In Denan v. Trans Union LLC, 2020 U.S. App. LEXIS 14930 (7th Cir. May 11, 2020), the Seventh Circuit joined the First, Ninth and Tenth Circuits in holding that the FCRA and its implementing regulations do not obligate a Consumer Reporting Agency (CRA), such as Trans Union, to determine the legality of a disputed debt when preparing a credit report.  While the FCRA’s implementing regulations define “accuracy” for furnishers as correctly reflecting liability for the account, “[n]either the FCRA nor its implementing regulations impose a comparable duty upon consumer reporting agencies, much less a duty to determine the legality of a disputed debt.”
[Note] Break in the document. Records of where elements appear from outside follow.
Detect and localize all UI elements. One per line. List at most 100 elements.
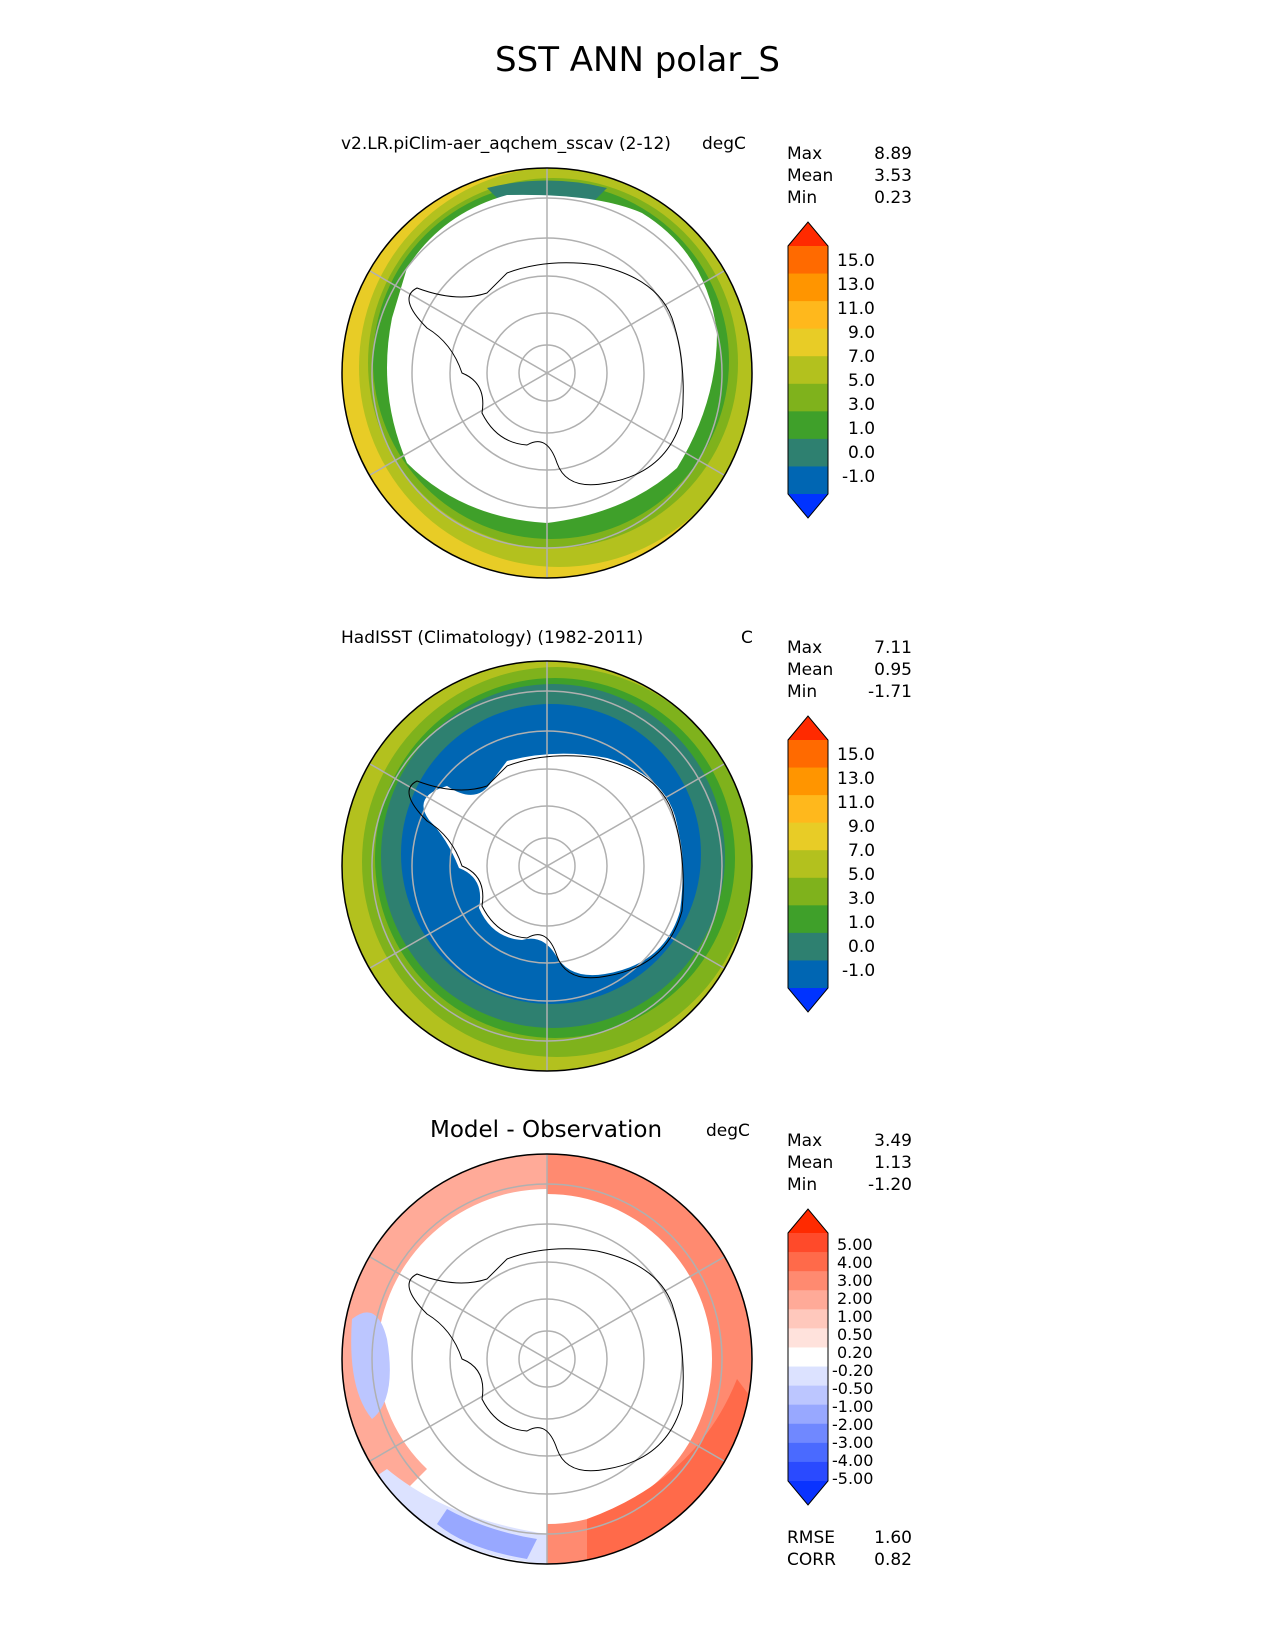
colorbar-label: 13.0 (837, 769, 875, 789)
colorbar-label: -1.0 (842, 961, 876, 981)
colorbar-swatch (788, 1366, 828, 1387)
colorbar-swatch (788, 1347, 828, 1368)
colorbar-label: 1.0 (848, 419, 876, 439)
colorbar-label: 7.0 (848, 347, 876, 367)
panel-1-mean-label: Mean (787, 166, 834, 186)
panel-3-map (341, 1153, 753, 1565)
colorbar-swatch (788, 716, 828, 740)
colorbar-label: 15.0 (837, 251, 875, 271)
colorbar-swatch (788, 273, 828, 302)
corr-value: 0.82 (874, 1550, 912, 1570)
colorbar-swatch (788, 328, 828, 357)
panel-3-units: degC (706, 1121, 750, 1141)
colorbar-swatch (788, 494, 828, 518)
colorbar-label: 11.0 (837, 299, 875, 319)
panel-2-units: C (741, 628, 753, 648)
colorbar-swatch (788, 411, 828, 440)
colorbar-label: -0.20 (832, 1361, 874, 1380)
colorbar-outline (787, 1208, 829, 1506)
colorbar-label: 1.00 (837, 1307, 873, 1326)
colorbar-label: 5.0 (848, 865, 876, 885)
panel-2-max-value: 7.11 (874, 638, 912, 658)
colorbar-label: 9.0 (848, 817, 876, 837)
colorbar-label: 7.0 (848, 841, 876, 861)
panel-1-max-label: Max (787, 144, 823, 164)
panel-3-max-label: Max (787, 1131, 823, 1151)
figure-title: SST ANN polar_S (495, 40, 780, 80)
colorbar-swatch (788, 850, 828, 879)
panel-3-title: Model - Observation (430, 1117, 663, 1143)
colorbar-swatch (788, 767, 828, 796)
colorbar-label: -1.00 (832, 1397, 874, 1416)
colorbar-swatch (788, 1404, 828, 1425)
colorbar-label: 11.0 (837, 793, 875, 813)
colorbar-swatch (788, 246, 828, 275)
colorbar-label: 0.0 (848, 937, 876, 957)
panel-2-mean-value: 0.95 (874, 660, 912, 680)
colorbar-label: 0.0 (848, 443, 876, 463)
colorbar-swatch (788, 1423, 828, 1444)
colorbar-label: 2.00 (837, 1289, 873, 1308)
colorbar-swatch (788, 1233, 828, 1253)
panel-2-map (341, 660, 753, 1072)
colorbar-outline (787, 715, 829, 1013)
panel-1-title: v2.LR.piClim-aer_aqchem_sscav (2-12) (341, 134, 671, 154)
colorbar-swatch (788, 1461, 828, 1482)
colorbar-swatch (788, 1481, 828, 1505)
colorbar-swatch (788, 301, 828, 330)
panel-2-max-label: Max (787, 638, 823, 658)
colorbar-swatch (788, 466, 828, 495)
colorbar-label: 13.0 (837, 275, 875, 295)
panel-3-mean-value: 1.13 (874, 1153, 912, 1173)
colorbar-label: 9.0 (848, 323, 876, 343)
colorbar-label: -3.00 (832, 1433, 874, 1452)
colorbar-label: 0.20 (837, 1343, 873, 1362)
panel-1-mean-value: 3.53 (874, 166, 912, 186)
colorbar-label: -1.0 (842, 467, 876, 487)
colorbar-swatch (788, 1385, 828, 1406)
colorbar-swatch (788, 438, 828, 467)
panel-1-max-value: 8.89 (874, 144, 912, 164)
colorbar-swatch (788, 222, 828, 246)
colorbar-label: 3.0 (848, 395, 876, 415)
panel-2-title: HadISST (Climatology) (1982-2011) (341, 628, 644, 648)
colorbar-label: 5.00 (837, 1235, 873, 1254)
colorbar-swatch (788, 905, 828, 934)
colorbar-swatch (788, 960, 828, 989)
rmse-value: 1.60 (874, 1528, 912, 1548)
panel-2-mean-label: Mean (787, 660, 834, 680)
colorbar-swatch (788, 1309, 828, 1329)
colorbar-swatch (788, 356, 828, 385)
colorbar-swatch (788, 795, 828, 824)
panel-3-mean-label: Mean (787, 1153, 834, 1173)
colorbar-swatch (788, 1290, 828, 1310)
colorbar-outline (787, 221, 829, 519)
colorbar-swatch (788, 1252, 828, 1272)
colorbar-label: -4.00 (832, 1451, 874, 1470)
panel-1-min-value: 0.23 (874, 188, 912, 208)
colorbar-swatch (788, 988, 828, 1012)
colorbar-swatch (788, 1328, 828, 1348)
colorbar-swatch (788, 877, 828, 906)
panel-2-min-label: Min (787, 682, 818, 702)
colorbar-swatch (788, 1442, 828, 1463)
colorbar-label: -2.00 (832, 1415, 874, 1434)
colorbar-swatch (788, 383, 828, 412)
panel-1-map (341, 167, 753, 579)
colorbar-label: -5.00 (832, 1469, 874, 1488)
panel-2-min-value: -1.71 (868, 682, 912, 702)
colorbar-label: 3.00 (837, 1271, 873, 1290)
panel-3-min-value: -1.20 (868, 1175, 912, 1195)
colorbar-label: -0.50 (832, 1379, 874, 1398)
colorbar-label: 1.0 (848, 913, 876, 933)
panel-3-max-value: 3.49 (874, 1131, 912, 1151)
colorbar-swatch (788, 740, 828, 769)
colorbar-swatch (788, 932, 828, 961)
colorbar-label: 3.0 (848, 889, 876, 909)
colorbar-label: 5.0 (848, 371, 876, 391)
corr-label: CORR (787, 1550, 836, 1570)
colorbar-swatch (788, 1209, 828, 1233)
panel-3-min-label: Min (787, 1175, 818, 1195)
colorbar-label: 4.00 (837, 1253, 873, 1272)
rmse-label: RMSE (787, 1528, 836, 1548)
In Denan, plaintiffs had obtained online payday loans from tribal lenders.  When plaintiffs defaulted, the lenders reported the debt to Trans Union.  Interestingly, plaintiffs then brought a putative class action against Trans Union – and not the lenders – claiming that it violated two provisions of the FCRA  (Sections 1681e(b) and 1681i(a)) by transmitting “inaccurate” legal – as opposed to factual – information on the loans.  Specifically, plaintiffs did not dispute that they took out the loans, nor did they contest the payment history reported by Trans Union on the loans.  Rather, they claimed that the information was inaccurate because the loans were usurious under state law and therefore void ab initio. 
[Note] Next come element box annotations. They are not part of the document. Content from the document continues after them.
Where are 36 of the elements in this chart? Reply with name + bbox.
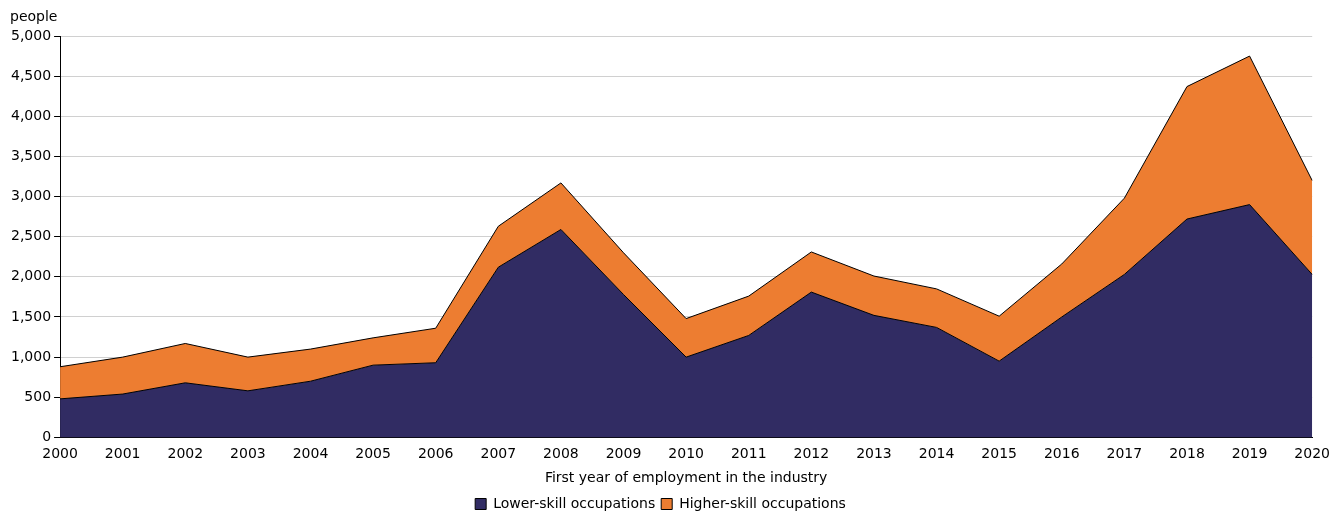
x-tick-label: 2001: [104, 445, 141, 462]
x-tick-label: 2004: [292, 445, 329, 462]
x-tick-label: 2014: [918, 445, 955, 462]
y-tick-label: 1,500: [10, 307, 52, 324]
x-tick-label: 2019: [1231, 445, 1268, 462]
x-tick-label: 2010: [668, 445, 704, 462]
x-tick-label: 2007: [480, 445, 517, 462]
legend-label: Higher-skill occupations: [679, 494, 846, 511]
x-tick-label: 2009: [605, 445, 642, 462]
x-tick-label: 2016: [1043, 445, 1080, 462]
x-tick-label: 2005: [355, 445, 391, 462]
x-tick-label: 2018: [1169, 445, 1205, 462]
y-tick-label: 4,500: [10, 66, 52, 83]
y-tick-label: 5,000: [10, 26, 52, 43]
legend-label: Lower-skill occupations: [493, 494, 656, 511]
x-tick-label: 2012: [793, 445, 830, 462]
y-axis-title: people: [10, 7, 58, 24]
x-tick-label: 2013: [856, 445, 892, 462]
x-axis-title: First year of employment in the industry: [544, 469, 828, 486]
x-tick-label: 2006: [417, 445, 454, 462]
y-tick-label: 3,000: [10, 187, 52, 204]
y-tick-label: 4,000: [10, 106, 52, 123]
y-tick-label: 2,500: [10, 227, 52, 244]
x-tick-label: 2011: [730, 445, 767, 462]
x-tick-label: 2003: [230, 445, 266, 462]
y-tick-label: 3,500: [10, 147, 52, 164]
y-tick-label: 0: [42, 428, 52, 445]
x-tick-label: 2017: [1106, 445, 1143, 462]
x-tick-label: 2002: [167, 445, 204, 462]
y-tick-label: 1,000: [10, 347, 52, 364]
y-tick-label: 2,000: [10, 267, 52, 284]
x-tick-label: 2000: [42, 445, 78, 462]
x-tick-label: 2020: [1294, 445, 1331, 462]
x-tick-label: 2008: [543, 445, 579, 462]
x-tick-label: 2015: [981, 445, 1017, 462]
y-tick-label: 500: [24, 387, 52, 404]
Affirming the grant of judgment on the pleadings, the Seventh Circuit rejected plaintiffs’ argument that Trans Union was required to look beyond the data furnished by lenders to determine the legality of plaintiffs’ loans.  The Seventh Circuit found that CRAs and furnishers “serve discrete functions” in the credit market, and the FCRA imposes duties on them “in a manner consistent with their respective roles in the credit reporting market.”  The Seventh Circuit found that the “accuracy” required of each was different.  The “FCRA does not require unfailing accuracy” from CRAs, but rather requires them to follow “reasonable procedures to assure maximum possible accuracy.”  On the other hand, furnishers are tasked with accurately reporting liability.  As the Seventh Circuit found, “it makes sense that furnishers shoulder this burden: they assumed the risk and bear the loss of unpaid debt, so they are in a better position to determine the legal validity of a debt.”
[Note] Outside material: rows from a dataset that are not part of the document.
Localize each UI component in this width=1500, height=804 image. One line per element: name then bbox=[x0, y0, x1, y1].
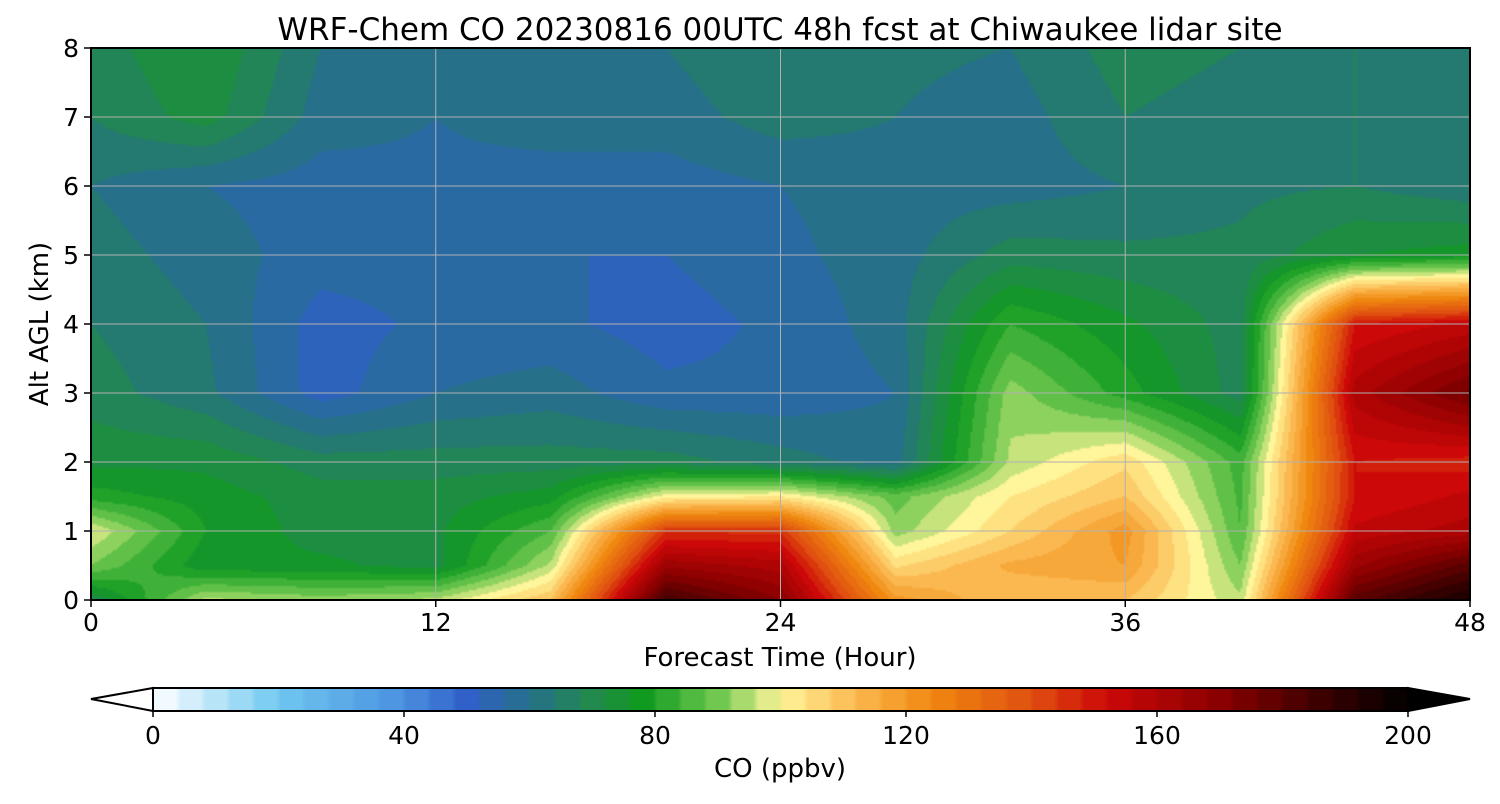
x-axis-label: Forecast Time (Hour) bbox=[643, 643, 916, 673]
grid-lines bbox=[91, 48, 1470, 600]
y-tick-label: 3 bbox=[63, 379, 79, 408]
colorbar-tick-label: 120 bbox=[882, 721, 930, 750]
y-tick-label: 6 bbox=[63, 172, 79, 201]
colorbar-label: CO (ppbv) bbox=[714, 754, 846, 784]
colorbar: 0 40 80 120 160 200 CO (ppbv) bbox=[90, 686, 1471, 784]
y-tick-label: 4 bbox=[63, 310, 79, 339]
y-tick-label: 7 bbox=[63, 103, 79, 132]
y-tick-label: 1 bbox=[63, 517, 79, 546]
colorbar-tick-label: 40 bbox=[388, 721, 420, 750]
chart-title: WRF-Chem CO 20230816 00UTC 48h fcst at C… bbox=[277, 12, 1282, 48]
y-tick-label: 0 bbox=[63, 586, 79, 615]
colorbar-frame bbox=[152, 687, 1409, 712]
colorbar-tick-label: 160 bbox=[1133, 721, 1181, 750]
colorbar-gradient bbox=[153, 688, 1408, 711]
colorbar-tick-label: 80 bbox=[639, 721, 671, 750]
x-tick-label: 36 bbox=[1109, 608, 1141, 637]
colorbar-ticks: 0 40 80 120 160 200 bbox=[145, 711, 1432, 750]
colorbar-tick-label: 200 bbox=[1384, 721, 1432, 750]
x-tick-label: 48 bbox=[1454, 608, 1486, 637]
y-axis-label: Alt AGL (km) bbox=[25, 242, 55, 406]
x-tick-label: 0 bbox=[83, 608, 99, 637]
y-tick-label: 8 bbox=[63, 34, 79, 63]
y-tick-label: 2 bbox=[63, 448, 79, 477]
x-tick-label: 12 bbox=[420, 608, 452, 637]
y-tick-label: 5 bbox=[63, 241, 79, 270]
colorbar-extend-low bbox=[90, 686, 154, 713]
colorbar-tick-label: 0 bbox=[145, 721, 161, 750]
colorbar-extend-high bbox=[1407, 686, 1471, 713]
x-tick-label: 24 bbox=[765, 608, 797, 637]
Finally, the Seventh Circuit rejected the notion that CRAs are “tribunals” that must resolve legal issues associated with any reported debt.  Such legal issues are beyond the competencies of the CRAs, which “collect consumer information supplied by furnishers, compile it into consumer reports, and provide those reports to authorized users.”  As the court noted, the correct way to resolve the legal defenses that plaintiffs raise in this case was to sue the lenders.  For whatever reason, plaintiffs chose not to do so.  We can only speculate why, but as this case makes clear, the FCRA does not permit plaintiffs to transform a case challenging the legal validity of a debt into a FCRA violation against a CRA.